Le corps est docile : il prolonge en lui-même les leçons de mouvements exemplaires dans faire-encore-une-fois ; il se transforme en profondeur et façonne son mécanisme en correspondance avec les leçons qu’il reçoit. Il devient toujours mieux utilisable, pour le sujet lui-même comme pour les autres (…)

À l’entraînement du corps par des mouvements s’ajoute le pouvoir politique qui devient « un élément » dans une technologie politique du corps ». À l’époque moderne, selon l’hypothèse de Foucault, la politique vise une soumission qui ne se termine jamais. Celle-ci est réalisée quand l’individu prend lui-même en charge la fonction de contrôle qui était auparavant exercée par l’institution en place, et la dirige contre lui-même (…) il n’existe selon Foucault aucune instance de contrôle intérieur et psychique : c’est le corps lui-même. Ce contrôle n’emploie aucune instance centrale, mais est réparti dans le corps (…)

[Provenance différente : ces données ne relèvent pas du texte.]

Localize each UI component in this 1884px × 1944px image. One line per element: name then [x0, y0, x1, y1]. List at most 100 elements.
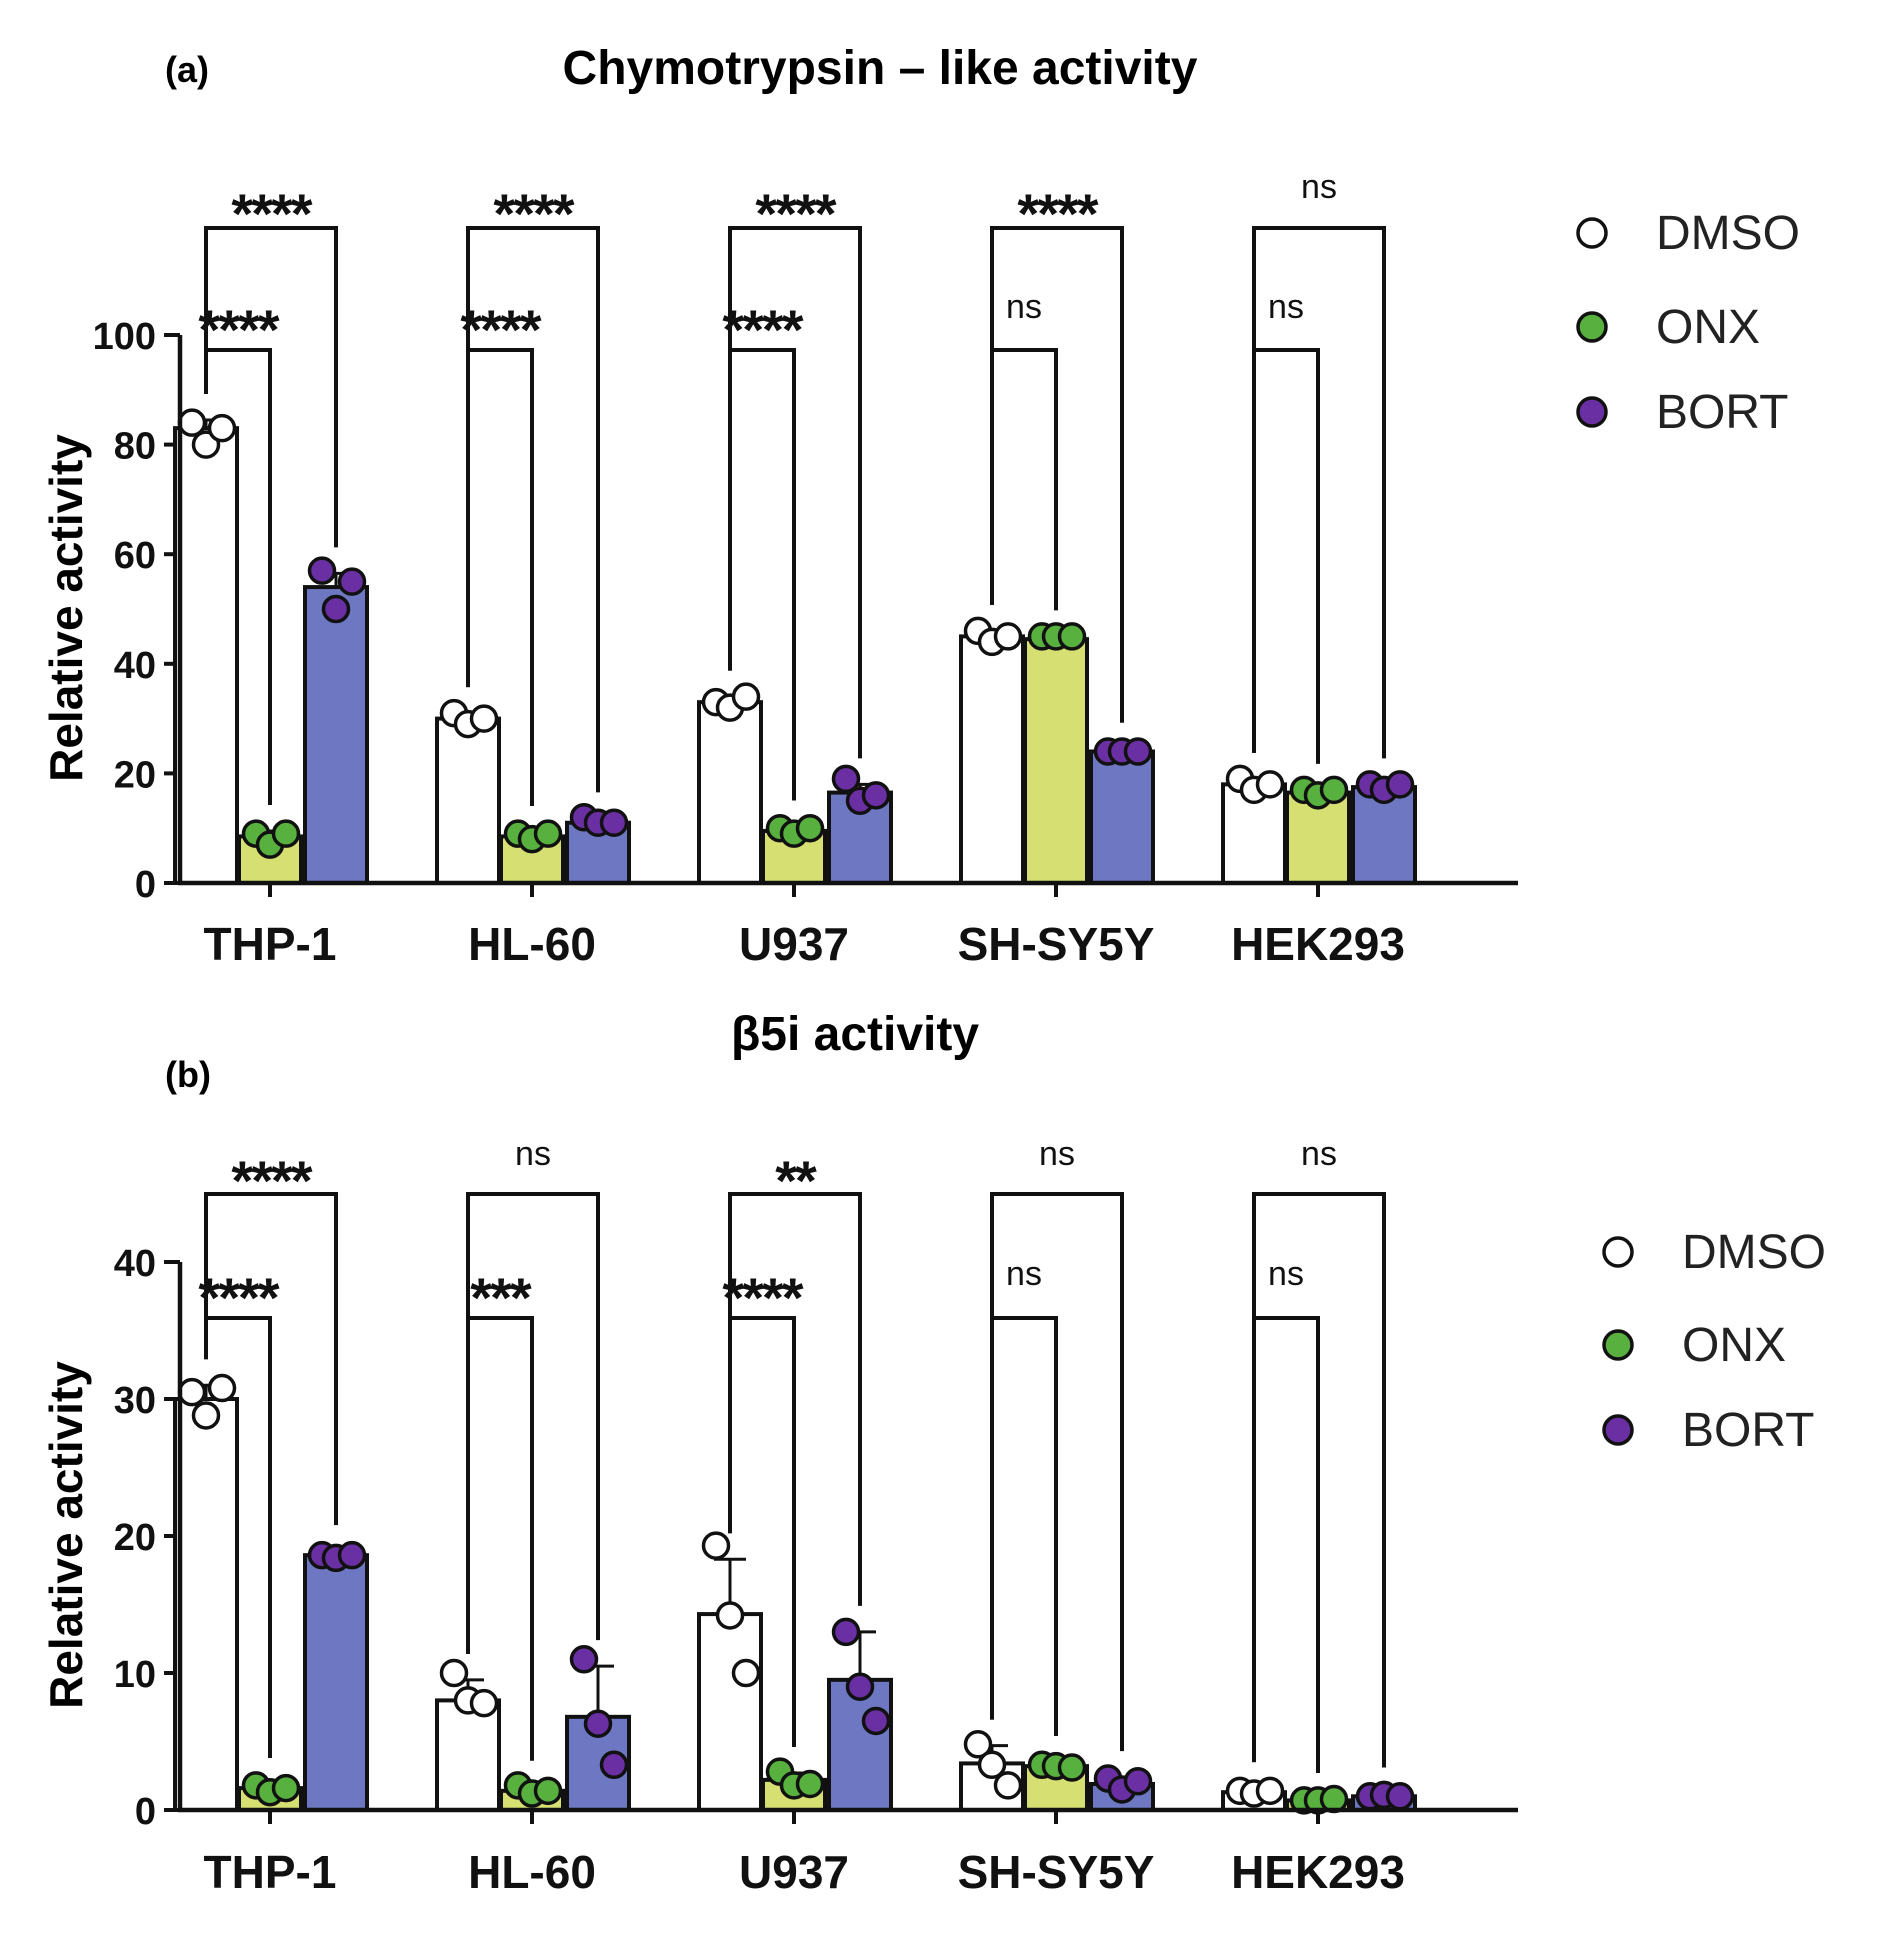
- panel-b-bracket-dmso-onx: [466, 1316, 534, 1761]
- panel-a-point-dmso: [1255, 770, 1285, 799]
- panel-b-data-points: [177, 1373, 1415, 1815]
- panel-a-sig-dmso-bort: ****: [493, 182, 574, 245]
- panel-b-sig-dmso-onx: ***: [470, 1266, 532, 1329]
- panel-a-title: Chymotrypsin – like activity: [563, 42, 1198, 95]
- panel-b-bar-dmso-thp-1: [173, 1397, 239, 1812]
- panel-b-bracket-dmso-onx: [204, 1316, 272, 1758]
- panel-b-bracket-dmso-bort: [204, 1192, 338, 1526]
- panel-a-bar-dmso-thp-1: [173, 426, 239, 885]
- panel-a-point-bort: [599, 808, 629, 837]
- panel-b-point-bort: [583, 1709, 613, 1738]
- panel-a-point-bort: [307, 556, 337, 585]
- panel-a-point-onx: [1057, 622, 1087, 651]
- panel-a-point-bort: [1385, 770, 1415, 799]
- panel-b-y-tick-label: 10: [114, 1654, 156, 1696]
- panel-a-point-dmso: [993, 622, 1023, 651]
- panel-a-x-tick-label-sh-sy5y: SH-SY5Y: [958, 918, 1155, 970]
- panel-b-x-tick-label-hl-60: HL-60: [468, 1846, 596, 1898]
- panel-a-legend-label-dmso: DMSO: [1656, 207, 1800, 260]
- panel-b-point-dmso: [977, 1750, 1007, 1780]
- panel-a-point-dmso: [469, 704, 499, 733]
- panel-b-x-tick-label-thp-1: THP-1: [204, 1846, 337, 1898]
- panel-a-axes: [177, 335, 1518, 886]
- panel-a-x-tick-label-hl-60: HL-60: [468, 918, 596, 970]
- panel-a-sig-dmso-bort: ns: [1301, 168, 1337, 206]
- panel-a-point-dmso: [731, 682, 761, 711]
- panel-a-significance-brackets: [204, 226, 1386, 807]
- panel-b-point-dmso: [715, 1601, 745, 1630]
- panel-b-x-tick-label-u937: U937: [739, 1846, 849, 1898]
- panel-b-point-dmso: [993, 1771, 1023, 1800]
- panel-a-point-bort: [1123, 737, 1153, 766]
- panel-a-point-onx: [533, 819, 563, 848]
- panel-b-label: (b): [165, 1054, 211, 1095]
- panel-b-sig-dmso-bort: **: [775, 1149, 817, 1212]
- panel-b-point-bort: [599, 1750, 629, 1780]
- panel-a-bracket-dmso-onx: [204, 348, 272, 805]
- panel-a-point-bort: [861, 781, 891, 810]
- panel-b-point-dmso: [177, 1377, 207, 1407]
- panel-a-sig-dmso-bort: ****: [1017, 182, 1098, 245]
- panel-a-point-dmso: [207, 413, 237, 443]
- panel-b-point-dmso: [439, 1658, 469, 1688]
- panel-b-sig-dmso-bort: ns: [1039, 1135, 1075, 1173]
- panel-b-sig-dmso-onx: ****: [722, 1266, 803, 1329]
- panel-a-point-onx: [271, 819, 301, 848]
- panel-b-bar-bort-thp-1: [303, 1553, 369, 1813]
- panel-a-bar-bort-thp-1: [303, 585, 369, 886]
- panel-b-bracket-dmso-onx: [1252, 1316, 1320, 1774]
- panel-b-point-dmso: [963, 1729, 993, 1759]
- panel-b-legend-marker-dmso: [1602, 1236, 1634, 1268]
- panel-a-bracket-dmso-bort: [204, 226, 338, 548]
- panel-b-sig-dmso-bort: ns: [1301, 1135, 1337, 1173]
- panel-a-x-tick-label-hek293: HEK293: [1231, 918, 1405, 970]
- panel-a-chymotrypsin: (a) Chymotrypsin – like activity Relativ…: [40, 42, 1800, 970]
- panel-a-bracket-dmso-onx: [728, 348, 796, 801]
- panel-b-point-bort: [861, 1706, 891, 1736]
- panel-b-beta5i: β5i activity (b) Relative activity 0 10 20…: [40, 1008, 1826, 1898]
- panel-a-sig-dmso-onx: ****: [198, 298, 279, 361]
- panel-a-significance-labels: **** **** **** **** **** **** **** ns ns ns: [198, 168, 1337, 361]
- panel-a-label: (a): [165, 49, 209, 90]
- panel-b-point-dmso: [731, 1658, 761, 1688]
- panel-b-point-dmso: [207, 1373, 237, 1403]
- panel-a-legend-marker-dmso: [1576, 217, 1608, 249]
- panel-a-x-tick-label-u937: U937: [739, 918, 849, 970]
- panel-a-y-tick-label: 60: [114, 535, 156, 577]
- panel-a-point-onx: [1319, 775, 1349, 805]
- panel-a-y-axis-label: Relative activity: [40, 434, 92, 782]
- panel-b-point-onx: [1057, 1753, 1087, 1782]
- panel-b-y-axis-label: Relative activity: [40, 1361, 92, 1709]
- panel-b-point-bort: [845, 1672, 875, 1701]
- panel-a-bracket-dmso-onx: [990, 348, 1058, 611]
- panel-a-y-tick-label: 20: [114, 754, 156, 796]
- panel-a-point-onx: [795, 813, 825, 843]
- panel-b-sig-dmso-bort: ****: [231, 1149, 312, 1212]
- panel-b-sig-dmso-bort: ns: [515, 1135, 551, 1173]
- panel-b-title: β5i activity: [731, 1008, 979, 1061]
- panel-a-y-tick-label: 0: [135, 864, 156, 906]
- panel-b-x-tick-label-hek293: HEK293: [1231, 1846, 1405, 1898]
- panel-a-y-tick-label: 80: [114, 426, 156, 468]
- panel-a-y-tick-label: 100: [93, 316, 156, 358]
- panel-a-sig-dmso-onx: ****: [722, 298, 803, 361]
- panel-b-y-tick-label: 30: [114, 1380, 156, 1422]
- panel-b-sig-dmso-onx: ns: [1006, 1255, 1042, 1293]
- panel-b-significance-brackets: [204, 1192, 1386, 1774]
- panel-a-sig-dmso-onx: ns: [1268, 288, 1304, 326]
- panel-a-bar-dmso-hl-60: [435, 716, 501, 885]
- panel-b-bracket-dmso-onx: [990, 1316, 1058, 1737]
- panel-a-x-tick-label-thp-1: THP-1: [204, 918, 337, 970]
- panel-a-bracket-dmso-onx: [466, 348, 534, 807]
- panel-b-legend-label-dmso: DMSO: [1682, 1226, 1826, 1279]
- panel-b-x-ticks: THP-1 HL-60 U937 SH-SY5Y HEK293: [204, 1810, 1405, 1898]
- panel-a-point-bort: [337, 567, 367, 596]
- panel-a-bracket-dmso-onx: [1252, 348, 1320, 764]
- panel-a-x-ticks: THP-1 HL-60 U937 SH-SY5Y HEK293: [204, 883, 1405, 970]
- panel-a-y-ticks: 0 20 40 60 80 100: [93, 316, 180, 906]
- panel-b-legend-label-onx: ONX: [1682, 1319, 1786, 1372]
- panel-b-point-dmso: [701, 1531, 731, 1560]
- panel-a-legend-marker-bort: [1576, 396, 1608, 428]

Une autre technique importante qui a pour effet de faire sentir le pouvoir du corps, mais qui laisse également les individus lui obéir de plein gré, est l’examen. Les mouvements du sujet y sont fixés comme un objet que l’on peut décrire et analyser dans ses capacités et ses habiletés. Lors de l’examen, les mouvements deviennent des objets d’observation scientifique, de description, de recherche et de formation théorique. L’entrée « dans le champ du savoir » reconstruit les corps et les mouvements à un niveau théorique plus élevé, établi en amont de l’agir mimétique. Après cette première étape naît un nouveau type de pouvoir qui s’appuie essentiellement sur le savoir scientifique sur les individus.